Symposium to focus on rural communities PDF Print E-mail
Wednesday, 13 February 2008
In honour of its centennial year, the Alberta Association of Municipal Districts and Counties (AAMD&C) will host a nationwide rural symposium, Rural Matters! Forging Healthy Canadian Communities.
By Sharon Ulrich
Taber Times

While the symposium intends to give communities the tools needed to raise prospects, it also plans to raise awareness of rural Canada, its lifestyle and the key role it plays not only provincially, but nationally.
"It's real satisfying to be able to raise the profile of rural communities right across Canada and in particular, in Alberta," AAMD&C president Don Johnson remarked. "To give them a voice, to put in their hands tools that will enable them to know how to deal with government, increase their capacity to highlight to the rest of the municipalities, our larger urban cousin and to the public as a whole, the key fundamental role that rural communities play in the economy of this country and the fabric of this nation as a whole."
Where he sat on the task force for Alberta's Rural Development Strategy, Johnson said he tried to take the key principles that were involved in the development of that program and expand them to a national level, to assist smaller outlying communities in the nation's rural areas.
He stressed the definition of rural across Canada is a little different in Alberta because where AAMD&C strictly represents municipal districts and counties, and the Alberta Urban Municipalities Association (AUMA) represents everything from villages up, Barnwell and Taber are considered urban.
However, as the Federation of Canadian Municipalities is one of the key co-sponsors, he indicated such communities with populations of 10,000 and under situated in rural areas would likely benefit from the symposium.

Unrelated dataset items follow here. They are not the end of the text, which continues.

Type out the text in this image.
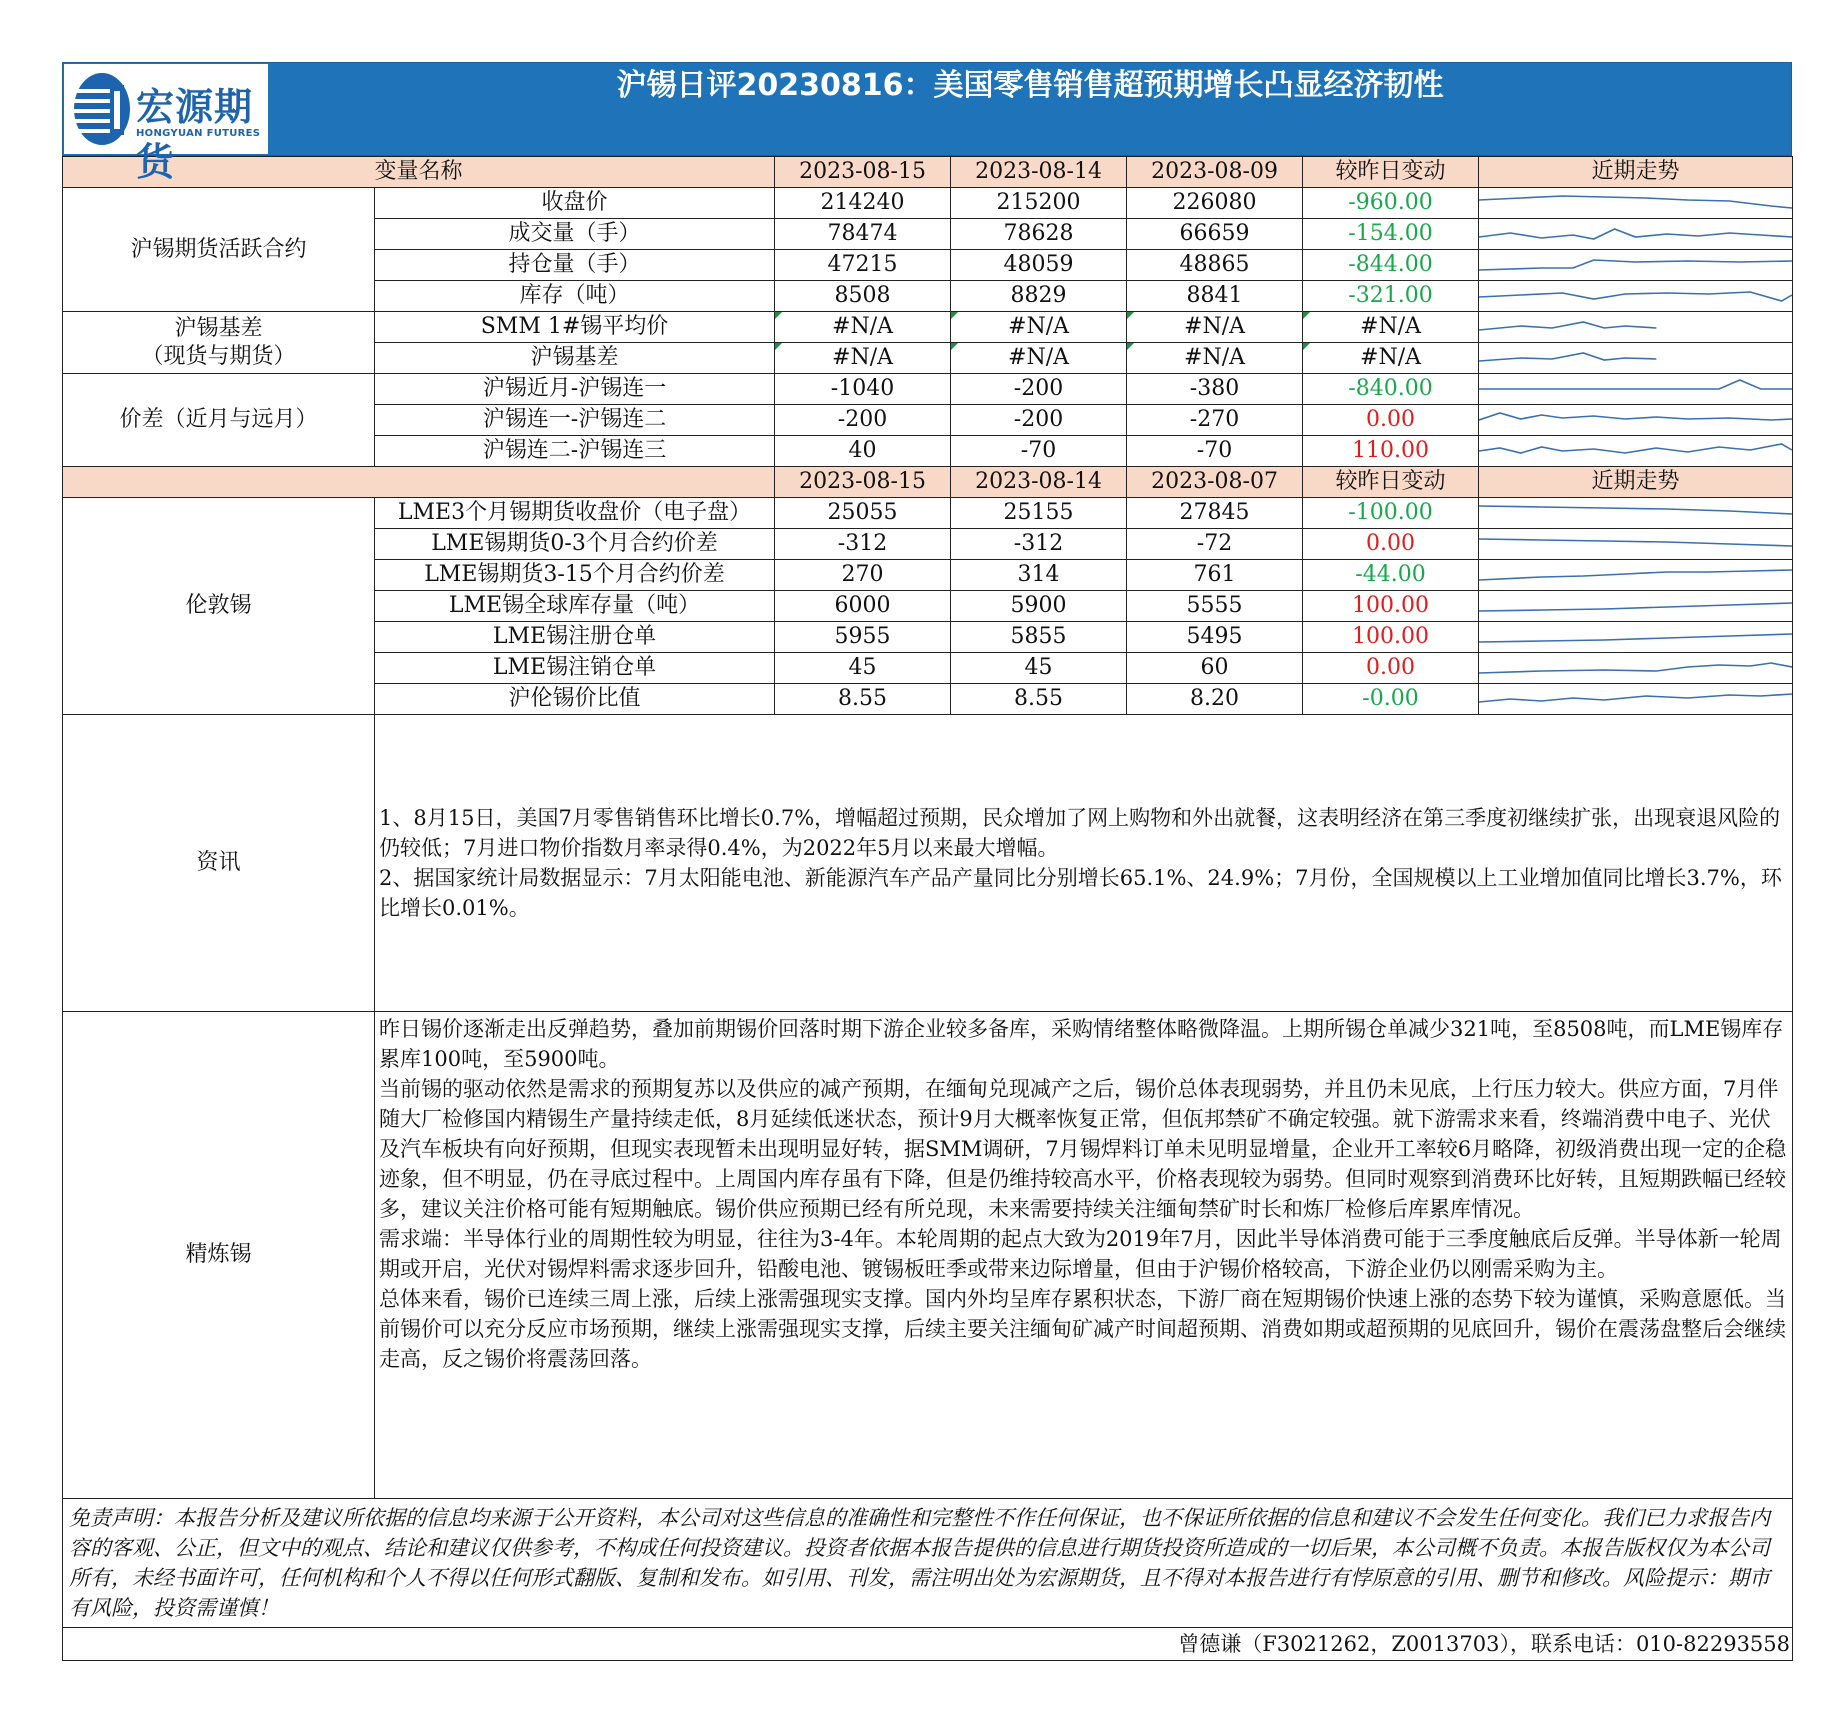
宏源期货
HONGYUAN FUTURES
沪锡日评20230816：美国零售销售超预期增长凸显经济韧性
变量名称		2023-08-15	2023-08-14	2023-08-09	较昨日变动	近期走势
沪锡期货活跃合约	收盘价	214240	215200	226080	-960.00	

	成交量（手）	78474	78628	66659	-154.00	

	持仓量（手）	47215	48059	48865	-844.00	

	库存（吨）	8508	8829	8841	-321.00	

沪锡基差
（现货与期货）	SMM 1#锡平均价	#N/A	#N/A	#N/A	#N/A	

	沪锡基差	#N/A	#N/A	#N/A	#N/A	

价差（近月与远月）	沪锡近月-沪锡连一	-1040	-200	-380	-840.00	

	沪锡连一-沪锡连二	-200	-200	-270	0.00	

	沪锡连二-沪锡连三	40	-70	-70	110.00	

		2023-08-15	2023-08-14	2023-08-07	较昨日变动	近期走势
伦敦锡	LME3个月锡期货收盘价（电子盘）	25055	25155	27845	-100.00	

	LME锡期货0-3个月合约价差	-312	-312	-72	0.00	

	LME锡期货3-15个月合约价差	270	314	761	-44.00	

	LME锡全球库存量（吨）	6000	5900	5555	100.00	

	LME锡注册仓单	5955	5855	5495	100.00	

	LME锡注销仓单	45	45	60	0.00	

	沪伦锡价比值	8.55	8.55	8.20	-0.00	

资讯	1、8月15日，美国7月零售销售环比增长0.7%，增幅超过预期，民众增加了网上购物和外出就餐，这表明经济在第三季度初继续扩张，出现衰退风险的仍较低；7月进口物价指数月率录得0.4%，为2022年5月以来最大增幅。

2、据国家统计局数据显示：7月太阳能电池、新能源汽车产品产量同比分别增长65.1%、24.9%；7月份，全国规模以上工业增加值同比增长3.7%，环比增长0.01%。					

精炼锡	昨日锡价逐渐走出反弹趋势，叠加前期锡价回落时期下游企业较多备库，采购情绪整体略微降温。上期所锡仓单减少321吨，至8508吨，而LME锡库存累库100吨，至5900吨。

当前锡的驱动依然是需求的预期复苏以及供应的减产预期，在缅甸兑现减产之后，锡价总体表现弱势，并且仍未见底，上行压力较大。供应方面，7月伴随大厂检修国内精锡生产量持续走低，8月延续低迷状态，预计9月大概率恢复正常，但佤邦禁矿不确定较强。就下游需求来看，终端消费中电子、光伏及汽车板块有向好预期，但现实表现暂未出现明显好转，据SMM调研，7月锡焊料订单未见明显增量，企业开工率较6月略降，初级消费出现一定的企稳迹象，但不明显，仍在寻底过程中。上周国内库存虽有下降，但是仍维持较高水平，价格表现较为弱势。但同时观察到消费环比好转，且短期跌幅已经较多，建议关注价格可能有短期触底。锡价供应预期已经有所兑现，未来需要持续关注缅甸禁矿时长和炼厂检修后库累库情况。

需求端：半导体行业的周期性较为明显，往往为3-4年。本轮周期的起点大致为2019年7月，因此半导体消费可能于三季度触底后反弹。半导体新一轮周期或开启，光伏对锡焊料需求逐步回升，铅酸电池、镀锡板旺季或带来边际增量，但由于沪锡价格较高，下游企业仍以刚需采购为主。

总体来看，锡价已连续三周上涨，后续上涨需强现实支撑。国内外均呈库存累积状态，下游厂商在短期锡价快速上涨的态势下较为谨慎，采购意愿低。当前锡价可以充分反应市场预期，继续上涨需强现实支撑，后续主要关注缅甸矿减产时间超预期、消费如期或超预期的见底回升，锡价在震荡盘整后会继续走高，反之锡价将震荡回落。					

免责声明：本报告分析及建议所依据的信息均来源于公开资料，本公司对这些信息的准确性和完整性不作任何保证，也不保证所依据的信息和建议不会发生任何变化。我们已力求报告内容的客观、公正，但文中的观点、结论和建议仅供参考，不构成任何投资建议。投资者依据本报告提供的信息进行期货投资所造成的一切后果，本公司概不负责。本报告版权仅为本公司所有，未经书面许可，任何机构和个人不得以任何形式翻版、复制和发布。如引用、刊发，需注明出处为宏源期货，且不得对本报告进行有悖原意的引用、删节和修改。风险提示：期市有风险，投资需谨慎！						
曾德谦（F3021262，Z0013703），联系电话：010-82293558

Set to take place at the Shaw Conference Centre in Edmonton, the four-day symposium in July will focus on governance and sustainability, infrastructure, the economy, industry and the environment in rural communities, with added focus on Aboriginal and youth populations. With key-note speakers and academics from across the country invited to attend, Johnson noted there will be a whole range of topics covered.
"We've got some of the key minds that have written major papers on rural-urban interphase and rural challenges, about legislation, governance, the environment, municipal water, wastewater on a regional basis."
What they want to do, Johnson said, is sensitize federal and provincial governments of the real challenges of outlying rural communities.
"When I see some of the documentation of the federal gas tax rebate, it sounds great, we're all going to get five cents a litre going to go back to the municipalities - a lot of money. Some of them can't access it because they can't fill out the forms, and there's a fairly onerous requirement to do that."
Workshops in the aforementioned areas will offer presentations and provide materials and facilitators who normally negotiate and work with municipalities across the province. Johnson noted they also want people to come in with ideas of their own.
"We're trying to bring rural municipal leaders from right across Canada, gather them together, have them roll up their sleeves and go to work for four days."
Information gathered at the workshops will then be taken and used as a tool for municipalities and as documentation to be put forth to the government.
"Over the next few months following, we're going to put together a specific action plan that we can take and put in front of government. We're going to arm our rural municipalities with some tools to know how to deal with legislation, to know how to deal with economic development."
He explained there has been such a movement over the last 50 years, and noted we were once a more rural society than now, and even moreso 100 years ago, in particular. That said, he questioned how a community can keep young people at home in their outlying communities, an issue likely to be addressed at the symposium.
"If you're graduating from high school at W.R. Myers in Taber, what are the prospects that those kids are going to stay in Taber? I had two sons that wanted to farm and the prospects aren't real good for them in agriculture," said Johnson, who noted his oldest son is now a chemical engineer in Las Vegas, while his youngest studies to be a teacher at the University of Lethbridge.
Municipal, provincial and federal governments have to work together on behalf of their citizens and address challenges of rural areas across the country, he noted.
"At the end of the day, and I really feel keenly about this, we've got a responsibility to our ratepayers and we need to arm our municipalities with best practices and AAMD&C, I think, has been at the forefront of a lot of that," said Johnson, with anticipation of the upcoming symposium. "In simple terms, it's to give people hope in rural Canada in our rural communities, to arm them with some tools so they can go and work with provincial and federal government folks to get the resources that they need to be able to provide services for their community."